Grilled Tuna and Roasted Israeli Couscous Salad
Makes 2 main portions, or 4 side portions

Ingredients 

  • 2 tuna steaks (I got frozen, they were appx 4 to 5 oz each)
  • olive oil
  • salt, black pepper, garlic powder, and Italian seasoning, to taste
  • 1 cup couscous
  • 2 T olive oil
  • 1.25 c water
  • ½ c sun dried tomatoes, torn (go for the type not packed in oil if you can, but if you can’t, oil-packed is okay)
  • ½ c roasted peppers, torn (original recipe recommended fire roasted + packed in oil/water, but honestly, you can do them yourself using this recipe)
  • 2 t chopped kalamata olives

Vinaigrette  

  • 2 cloves garlic, pressed
  • 4.5 T lemon juice
  • 4.5 T olive oil
  • .5 t Italian seasoning
  • .5 t yellow mustard

Grill your tuna – brush with olive oil, and sprinkle with salt, black pepper, garlic powder, and Italian seasoning.  Grill to desired doneness, using either an outdoor grill or a grill pan (I did medium-rare, outdoor grill using charcoal). 

To make your couscous, heat the olive oil, and add your couscous, toasting until golden.  Once that happens, add 1.25 c boiling water, and simmer for 12 mins, until the water is absorbed.

Make your vinaigrette by combining all ingredients.

Once you’ve gotten all this done, combine and toss, drizzle the vinaigrette over it, and toss again.

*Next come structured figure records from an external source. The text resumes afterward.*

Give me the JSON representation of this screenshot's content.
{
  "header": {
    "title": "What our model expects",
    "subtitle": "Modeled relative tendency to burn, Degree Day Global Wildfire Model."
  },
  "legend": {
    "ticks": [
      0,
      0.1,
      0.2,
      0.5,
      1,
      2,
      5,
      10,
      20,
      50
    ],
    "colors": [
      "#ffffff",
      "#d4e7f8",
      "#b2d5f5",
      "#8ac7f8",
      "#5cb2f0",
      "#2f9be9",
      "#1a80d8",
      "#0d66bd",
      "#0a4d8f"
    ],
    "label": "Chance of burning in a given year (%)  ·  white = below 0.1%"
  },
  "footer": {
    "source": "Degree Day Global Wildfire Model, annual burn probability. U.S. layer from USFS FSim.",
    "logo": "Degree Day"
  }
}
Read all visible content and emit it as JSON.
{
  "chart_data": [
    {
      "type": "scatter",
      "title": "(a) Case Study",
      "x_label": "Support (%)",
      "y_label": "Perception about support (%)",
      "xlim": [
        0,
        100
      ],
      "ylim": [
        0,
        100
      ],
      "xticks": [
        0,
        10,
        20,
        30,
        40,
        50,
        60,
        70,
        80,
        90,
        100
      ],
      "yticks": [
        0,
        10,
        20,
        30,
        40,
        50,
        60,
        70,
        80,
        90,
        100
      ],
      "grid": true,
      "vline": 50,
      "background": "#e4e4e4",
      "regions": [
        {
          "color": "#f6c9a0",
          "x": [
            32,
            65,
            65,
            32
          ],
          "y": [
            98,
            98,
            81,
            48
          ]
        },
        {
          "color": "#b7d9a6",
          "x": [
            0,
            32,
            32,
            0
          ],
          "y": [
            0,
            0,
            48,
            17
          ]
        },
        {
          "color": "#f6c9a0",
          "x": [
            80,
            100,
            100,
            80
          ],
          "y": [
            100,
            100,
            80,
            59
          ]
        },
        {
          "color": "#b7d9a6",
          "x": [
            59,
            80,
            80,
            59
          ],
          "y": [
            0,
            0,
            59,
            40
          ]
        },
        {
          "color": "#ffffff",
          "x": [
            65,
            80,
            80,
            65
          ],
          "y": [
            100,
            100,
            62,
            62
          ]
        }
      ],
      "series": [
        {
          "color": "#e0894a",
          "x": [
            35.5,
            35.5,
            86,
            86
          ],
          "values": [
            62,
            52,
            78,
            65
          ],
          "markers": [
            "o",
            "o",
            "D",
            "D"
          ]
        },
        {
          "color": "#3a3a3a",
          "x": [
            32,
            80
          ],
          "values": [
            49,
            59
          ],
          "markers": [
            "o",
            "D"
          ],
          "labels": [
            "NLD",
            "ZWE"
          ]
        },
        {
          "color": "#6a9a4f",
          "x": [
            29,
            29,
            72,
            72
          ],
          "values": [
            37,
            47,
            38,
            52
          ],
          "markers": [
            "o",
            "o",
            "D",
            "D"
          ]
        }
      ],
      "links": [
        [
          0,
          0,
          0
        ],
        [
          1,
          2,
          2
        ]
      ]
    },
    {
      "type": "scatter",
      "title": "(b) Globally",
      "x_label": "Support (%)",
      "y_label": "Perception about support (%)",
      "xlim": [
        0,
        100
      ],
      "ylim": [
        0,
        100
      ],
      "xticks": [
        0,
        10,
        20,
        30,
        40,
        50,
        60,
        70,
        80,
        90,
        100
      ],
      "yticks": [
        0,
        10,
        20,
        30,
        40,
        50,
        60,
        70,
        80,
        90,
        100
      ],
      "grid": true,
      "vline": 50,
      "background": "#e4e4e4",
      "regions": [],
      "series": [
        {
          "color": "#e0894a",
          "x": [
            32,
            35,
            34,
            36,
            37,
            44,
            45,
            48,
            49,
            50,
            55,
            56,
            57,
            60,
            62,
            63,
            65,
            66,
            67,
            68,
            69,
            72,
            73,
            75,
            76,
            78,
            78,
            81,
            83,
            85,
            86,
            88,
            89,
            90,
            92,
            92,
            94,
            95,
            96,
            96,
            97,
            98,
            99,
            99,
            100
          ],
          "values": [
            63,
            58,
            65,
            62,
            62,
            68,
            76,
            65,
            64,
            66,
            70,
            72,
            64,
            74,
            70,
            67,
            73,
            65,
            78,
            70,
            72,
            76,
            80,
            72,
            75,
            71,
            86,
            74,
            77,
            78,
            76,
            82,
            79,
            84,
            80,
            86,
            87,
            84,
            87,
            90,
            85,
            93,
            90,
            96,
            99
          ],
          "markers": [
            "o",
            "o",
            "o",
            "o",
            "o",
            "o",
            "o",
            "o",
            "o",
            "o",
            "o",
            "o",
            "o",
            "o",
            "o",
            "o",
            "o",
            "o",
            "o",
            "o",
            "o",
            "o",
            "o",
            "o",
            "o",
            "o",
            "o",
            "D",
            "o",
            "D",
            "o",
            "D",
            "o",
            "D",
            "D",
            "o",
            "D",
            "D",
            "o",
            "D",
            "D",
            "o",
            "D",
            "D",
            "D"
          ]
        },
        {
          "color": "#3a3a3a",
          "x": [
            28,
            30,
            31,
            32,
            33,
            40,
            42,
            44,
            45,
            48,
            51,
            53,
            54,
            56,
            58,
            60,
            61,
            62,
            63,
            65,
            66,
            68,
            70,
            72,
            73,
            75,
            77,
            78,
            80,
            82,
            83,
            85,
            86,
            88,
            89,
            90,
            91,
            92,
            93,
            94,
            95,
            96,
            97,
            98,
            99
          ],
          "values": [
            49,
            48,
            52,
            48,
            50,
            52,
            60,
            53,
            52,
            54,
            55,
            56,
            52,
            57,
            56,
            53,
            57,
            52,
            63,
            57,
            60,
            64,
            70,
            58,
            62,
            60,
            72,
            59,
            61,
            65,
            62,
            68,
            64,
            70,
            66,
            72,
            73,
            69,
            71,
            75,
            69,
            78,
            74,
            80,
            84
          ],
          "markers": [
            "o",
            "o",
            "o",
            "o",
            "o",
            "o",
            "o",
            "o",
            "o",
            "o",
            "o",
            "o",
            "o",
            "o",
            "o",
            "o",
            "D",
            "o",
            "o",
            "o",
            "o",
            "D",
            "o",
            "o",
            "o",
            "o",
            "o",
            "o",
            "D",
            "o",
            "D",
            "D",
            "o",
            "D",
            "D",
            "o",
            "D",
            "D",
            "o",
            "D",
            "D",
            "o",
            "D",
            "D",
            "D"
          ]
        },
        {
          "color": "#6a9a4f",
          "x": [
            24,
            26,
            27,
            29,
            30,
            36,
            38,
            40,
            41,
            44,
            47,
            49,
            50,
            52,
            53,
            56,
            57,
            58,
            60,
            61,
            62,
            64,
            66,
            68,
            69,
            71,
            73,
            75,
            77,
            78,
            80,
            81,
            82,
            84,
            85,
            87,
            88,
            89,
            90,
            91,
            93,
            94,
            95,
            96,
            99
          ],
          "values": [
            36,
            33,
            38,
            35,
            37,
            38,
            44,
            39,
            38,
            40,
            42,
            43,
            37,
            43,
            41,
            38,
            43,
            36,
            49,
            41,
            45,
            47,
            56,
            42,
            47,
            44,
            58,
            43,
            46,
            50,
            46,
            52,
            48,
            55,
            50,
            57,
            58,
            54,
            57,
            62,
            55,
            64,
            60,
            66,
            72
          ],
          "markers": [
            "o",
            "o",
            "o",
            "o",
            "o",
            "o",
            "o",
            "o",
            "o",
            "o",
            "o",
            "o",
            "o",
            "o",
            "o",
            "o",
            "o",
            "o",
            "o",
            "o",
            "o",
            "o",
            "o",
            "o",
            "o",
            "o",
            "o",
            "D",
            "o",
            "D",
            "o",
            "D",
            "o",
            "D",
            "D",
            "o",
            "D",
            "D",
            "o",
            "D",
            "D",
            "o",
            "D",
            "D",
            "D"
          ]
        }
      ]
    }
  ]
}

Ladies and gentlemen, chazuke is one of my favorite things to make for breakfast, assuming that I have everything on hand for it.  Good, hearty breakfast, and assuming that you already have the things you need (konbu for the dashi broth, some leftover rice, and your topping of choice), fairly easy to make. 

Chazuke
Makes one large serving

Ingredients

  • 2 c water
  • 1 inch piece dried konbu seaweed
  • 1 handful bonito flakes
  • however much leftover rice you want to eat in one sitting
  • a few slices fresh salmon to top (or whatever topping you’d like – umeboshi, smoked salmon, etc)

To make your broth, take your piece of dried konbu and soak a bit in the water in a pot, until it expands a bit (appx 5 mins).  Then, turn the heat on to medium high, and watch the pot until you start to see small bubbles around the konbu (see pic 2). Remove your konbu from the pot, and then add your handful of bonito flakes and simmer for 8 mins. 

Once your broth is made, pour it over your leftover rice, and add your sliced fish (or topping), and then eat it!

Ladies and gentlemen, all hail donburi, one of the most cheap, versatile meals known to man.  Feeling hungry, but don’t want any of the leftovers in your fridge?  No worries!  Make up a bowl of rice, toss some rice vinegar/sugar on it, put whatever the hell you want on top (I used salmon in this case, but the ideas as to what you could put on it are literally limitless), and boom, easy, new meal that you have to put little effort into!

Salmon Sashimi Donburi

Ingredients 

  • between half to one pound of salmon (depends on how much you like fish, any other protein can substitute)
  • rice (I use short grain sushi rice)
  • splash of rice vinegar and sugar

First off, take whatever amount of rice you like and cook it according to the instructions on the rice packaging, using whatever you have handy – rice maker, steamer (which I used), pot, whatever.  (in this case, I used 1.5 c rice to 2 c water.)  Once the rice is done, let it cool off a bit, and scoop out however much rice you want, and drizzle a combination of rice vinegar and sugar on it (basically makes it sushi rice).  Toss the rice with a wood paddle, to aerate and spread the vinegar mixture.

Meanwhile, cut up your salmon into thin slices (I used the long, thin knife in my knife block, and no, I have no clue what it’s called), and put on top of the rice.

Boom.  Dinner.  1.5 c of rice ususally makes about three servings, but how long it lasts in this case is up to how much you make, and what all you have on hand.